Neue Hoffnung für Diesel-Käufer
Der Bundesgerichtshof hält Schummel-Diesel für mangelhaft. Autokäufer haben damit das Recht, ihre Fahrzeuge zurückzugeben.
Dieser Artikel gehört zum Themen-Special Reizthema Diesel
Gerichte haben nun eine Marschrichtung für alle Diesel.
Endlich ein Machtwort von höchster Stelle! Nein, nicht Merkels Regierung, sondern der Bundesgerichtshof (BGH) stellt sich auf die Seite der geprellten Diesel-Fahrer. Obwohl der Prozess gegen VW durch den Kläger vorzeitig beendet wurde, hat der BGH einen Beschluss veröffentlicht, in dem er seine Rechtsansicht publik macht. In Juristenkreisen wird dieses Vorgehen als sehr ungewöhnlich bezeichnet.

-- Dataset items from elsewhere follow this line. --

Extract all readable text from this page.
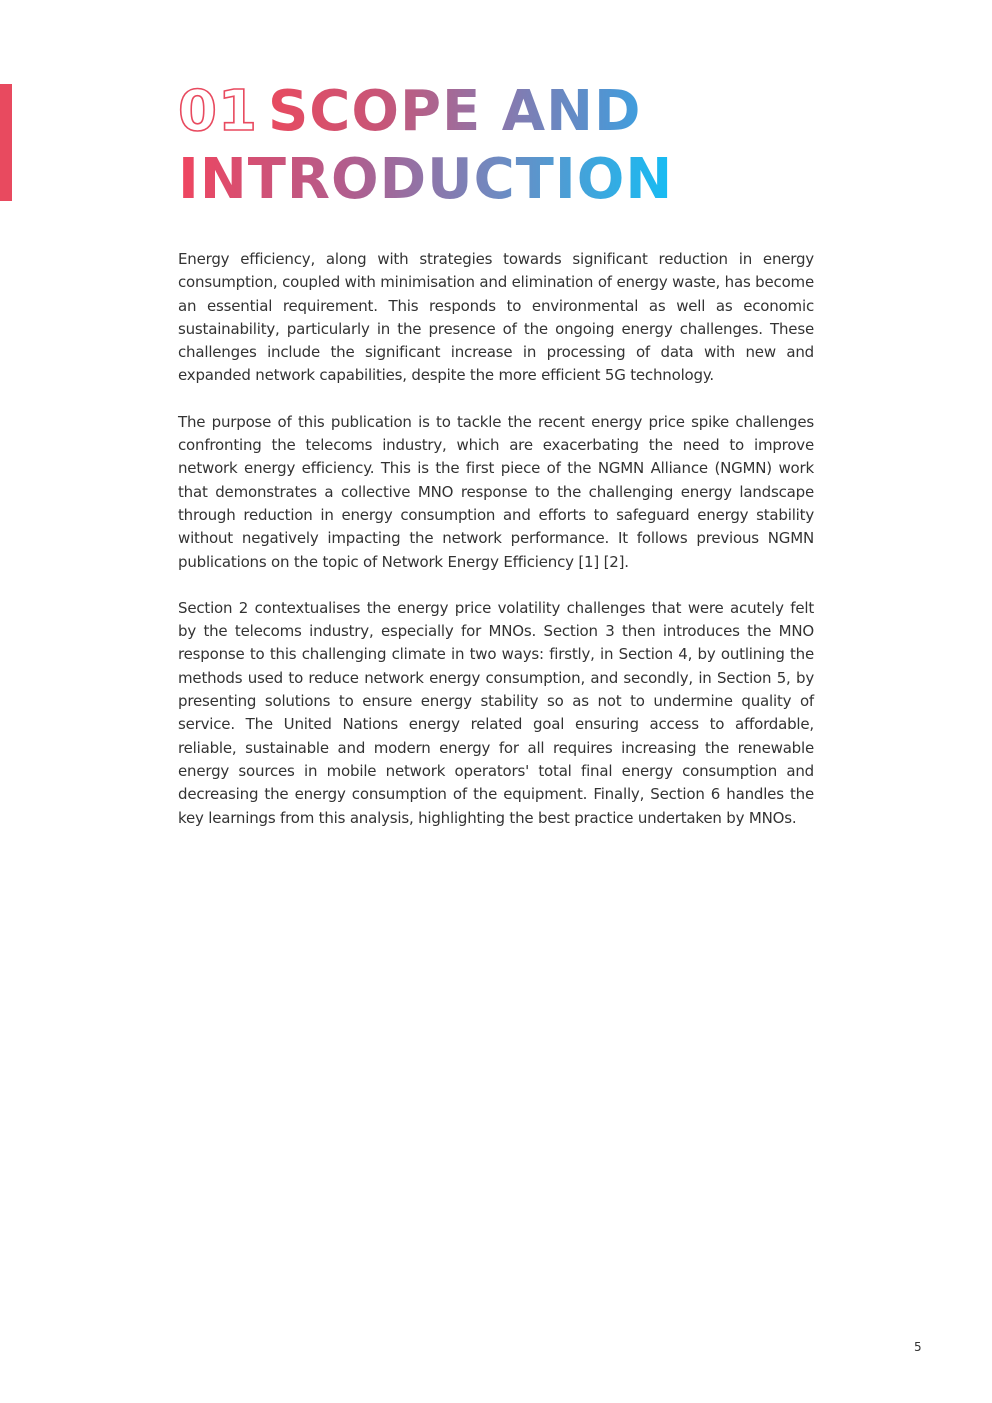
01 SCOPE AND
INTRODUCTION

Energy efficiency, along with strategies towards significant reduction in energy consumption, coupled with minimisation and elimination of energy waste, has become an essential requirement. This responds to environmental as well as economic sustainability, particularly in the presence of the ongoing energy challenges. These challenges include the significant increase in processing of data with new and expanded network capabilities, despite the more efficient 5G technology.

The purpose of this publication is to tackle the recent energy price spike challenges confronting the telecoms industry, which are exacerbating the need to improve network energy efficiency. This is the first piece of the NGMN Alliance (NGMN) work that demonstrates a collective MNO response to the challenging energy landscape through reduction in energy consumption and efforts to safeguard energy stability without negatively impacting the network performance. It follows previous NGMN publications on the topic of Network Energy Efficiency [1] [2].

Section 2 contextualises the energy price volatility challenges that were acutely felt by the telecoms industry, especially for MNOs. Section 3 then introduces the MNO response to this challenging climate in two ways: firstly, in Section 4, by outlining the methods used to reduce network energy consumption, and secondly, in Section 5, by presenting solutions to ensure energy stability so as not to undermine quality of service. The United Nations energy related goal ensuring access to affordable, reliable, sustainable and modern energy for all requires increasing the renewable energy sources in mobile network operators' total final energy consumption and decreasing the energy consumption of the equipment. Finally, Section 6 handles the key learnings from this analysis, highlighting the best practice undertaken by MNOs.

5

Das höchste Zivilgericht stellt sich darin auf die Seite der Autofahrer: In dem Beschluss teilen die Richter ihre Auffassung mit, ein Fahrzeug mit einer unzulässigen Abschalteinrichtung habe einen Sachmangel.
Autokäufer, deren Ansprüche noch nicht verjährt sind, könnten daher ihren Wagen zurückgeben und die Lieferung eines Neufahrzeugs verlangen. Auch in einem zweiten Punkt stärkt der BGH die Kunden: Wenn das baugleiche Modell nicht mehr vertrieben wird, habe der Käufer Anspruch auf Lieferung des Nachfolgemodells, so der Beschluss.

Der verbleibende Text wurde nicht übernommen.